Ray berjalan menuruni tangga saat Lila sedang menggoreng masakan terakhirnya. Aroma seafood yang pertama kali hinggap di penciumananya. Membuatnya bergegas mendekat pada sumbernya.
Tentu saja Ray terkesima dengan pemandangan meja makan yang menggugah seleranya. Biasanya dia hanya melirik acuh kini tanpa diminta sudah duduk dengan piring ditangannya.
Lila berbalik dengan sebelah tangannya memegang samosa yang baru saja diangkat pun terkejut.
“Maaf, aku makan duluan.” Ucap Ray dengan mulut penuh makanan.
Lila tersenyum dan meletakkan makanan di piring. Setelah mematikan kompor, ia menyusul duduk dihadapan Ray.

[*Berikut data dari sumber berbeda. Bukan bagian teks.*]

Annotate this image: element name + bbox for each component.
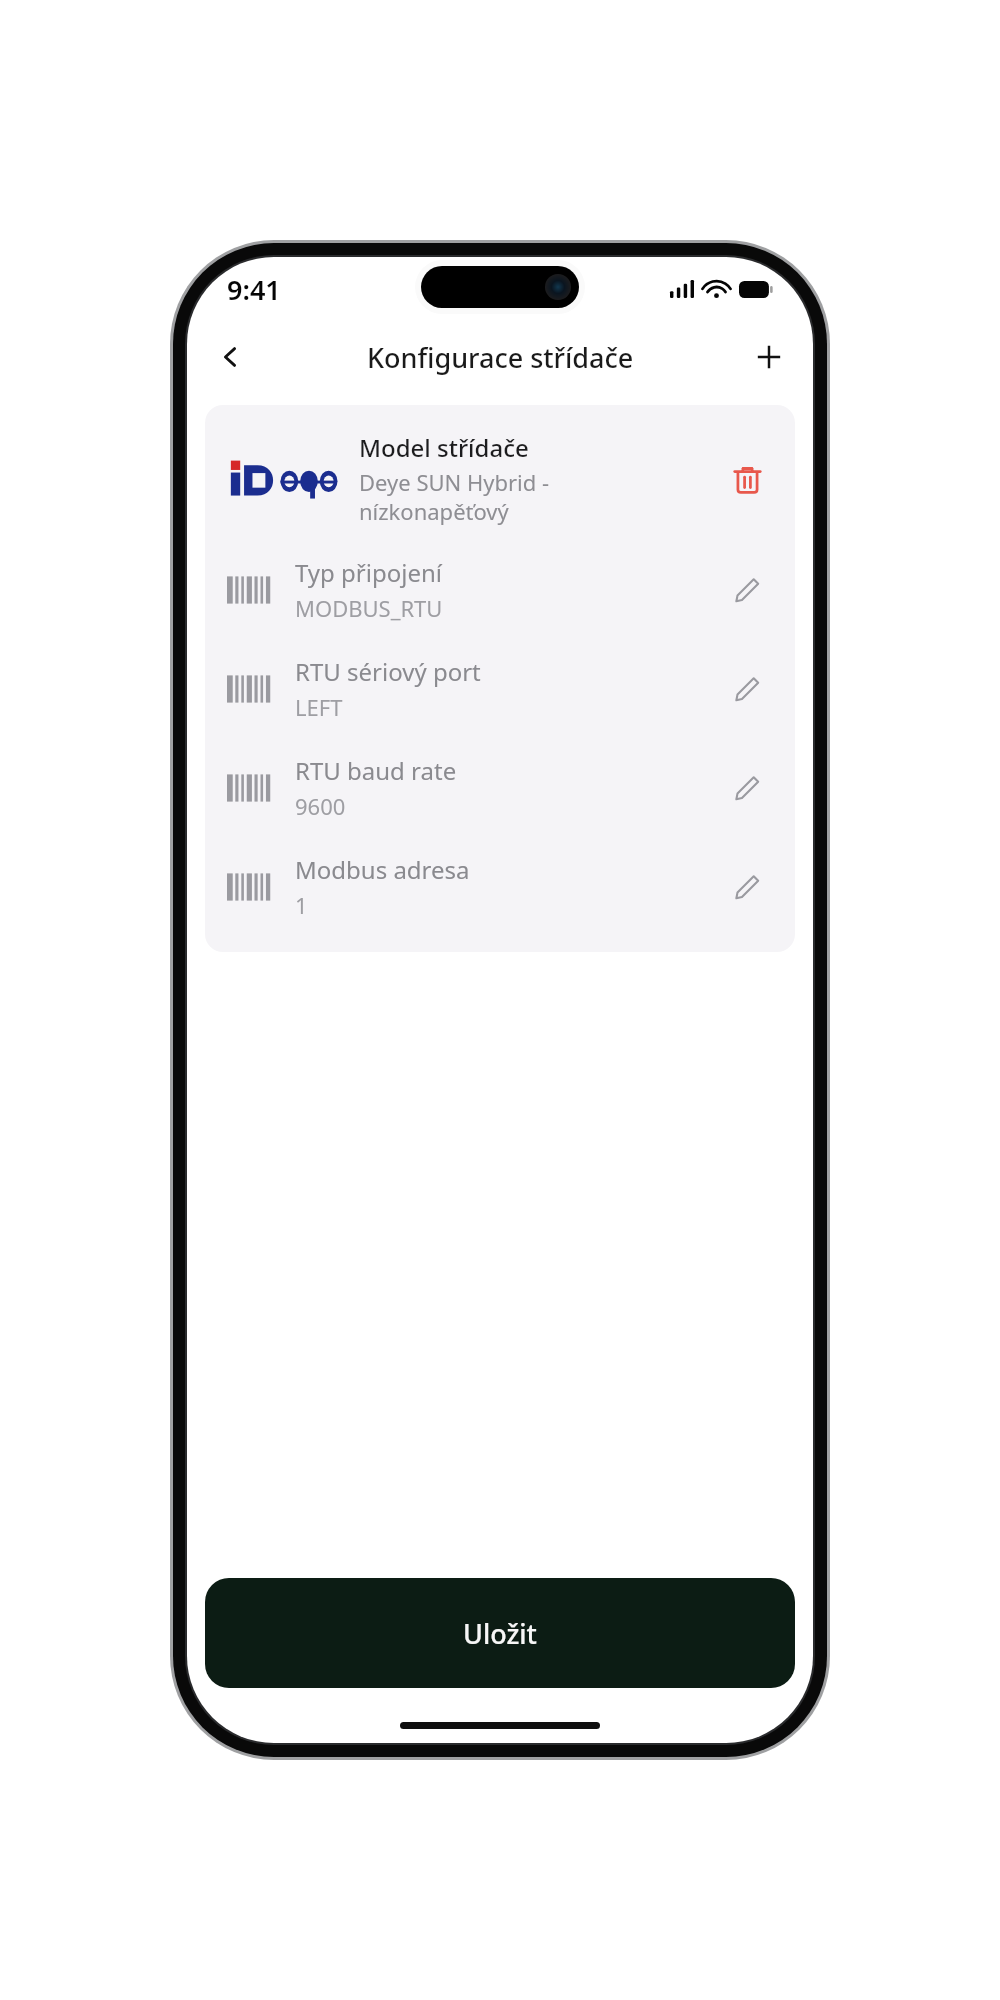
staticText: 1 xyxy=(295,890,308,920)
button[interactable]: RTU baud rate xyxy=(205,738,795,837)
button[interactable]: Uložit xyxy=(205,1578,795,1688)
button[interactable]: RTU sériový port xyxy=(205,639,795,738)
staticText: Konfigurace střídače xyxy=(367,339,634,376)
button[interactable]: Delete xyxy=(721,453,773,505)
staticText: Deye SUN Hybrid - nízkonapěťový xyxy=(359,467,550,526)
staticText: RTU sériový port xyxy=(295,655,481,688)
button[interactable]: Add xyxy=(743,331,795,383)
staticText: 9600 xyxy=(295,791,346,821)
staticText: Modbus adresa xyxy=(295,853,470,886)
staticText: Uložit xyxy=(463,1615,537,1652)
button[interactable]: Model střídače xyxy=(205,405,795,540)
button[interactable]: Modbus adresa xyxy=(205,837,795,936)
staticText: LEFT xyxy=(295,692,343,722)
button[interactable]: Edit Typ připojení xyxy=(721,564,773,616)
staticText: 9:41 xyxy=(227,271,281,308)
staticText: MODBUS_RTU xyxy=(295,593,443,623)
staticText: Typ připojení xyxy=(295,556,442,589)
button[interactable]: Typ připojení xyxy=(205,540,795,639)
button[interactable]: Edit RTU sériový port xyxy=(721,663,773,715)
button[interactable]: Edit Modbus adresa xyxy=(721,861,773,913)
staticText: RTU baud rate xyxy=(295,754,457,787)
button[interactable]: Edit RTU baud rate xyxy=(721,762,773,814)
staticText: Model střídače xyxy=(359,431,529,464)
button[interactable]: Back xyxy=(205,331,257,383)
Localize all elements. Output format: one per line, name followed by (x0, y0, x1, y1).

“Nggak pa-pa. udah siang juga.” Lila meletakkan piring yang masih mengeluarkan asap dari makanan diatasnya.
“Itu apa?”
“Samosa daging. Mau coba?”
Ray mengambil sepotong dan mencuil sedikit untuk menghilangkan uap panas.
“Hhmm…enak. Kamu bikin banyak nggak?”
“Nggak banyak. Ya…lumayan lah.”
“Aku boleh bawa nggak? Mau aku makan dikantor nanti.”
Lila tersenyum ditahan. “Aku bikin ini memang untuk kamu, Mas.”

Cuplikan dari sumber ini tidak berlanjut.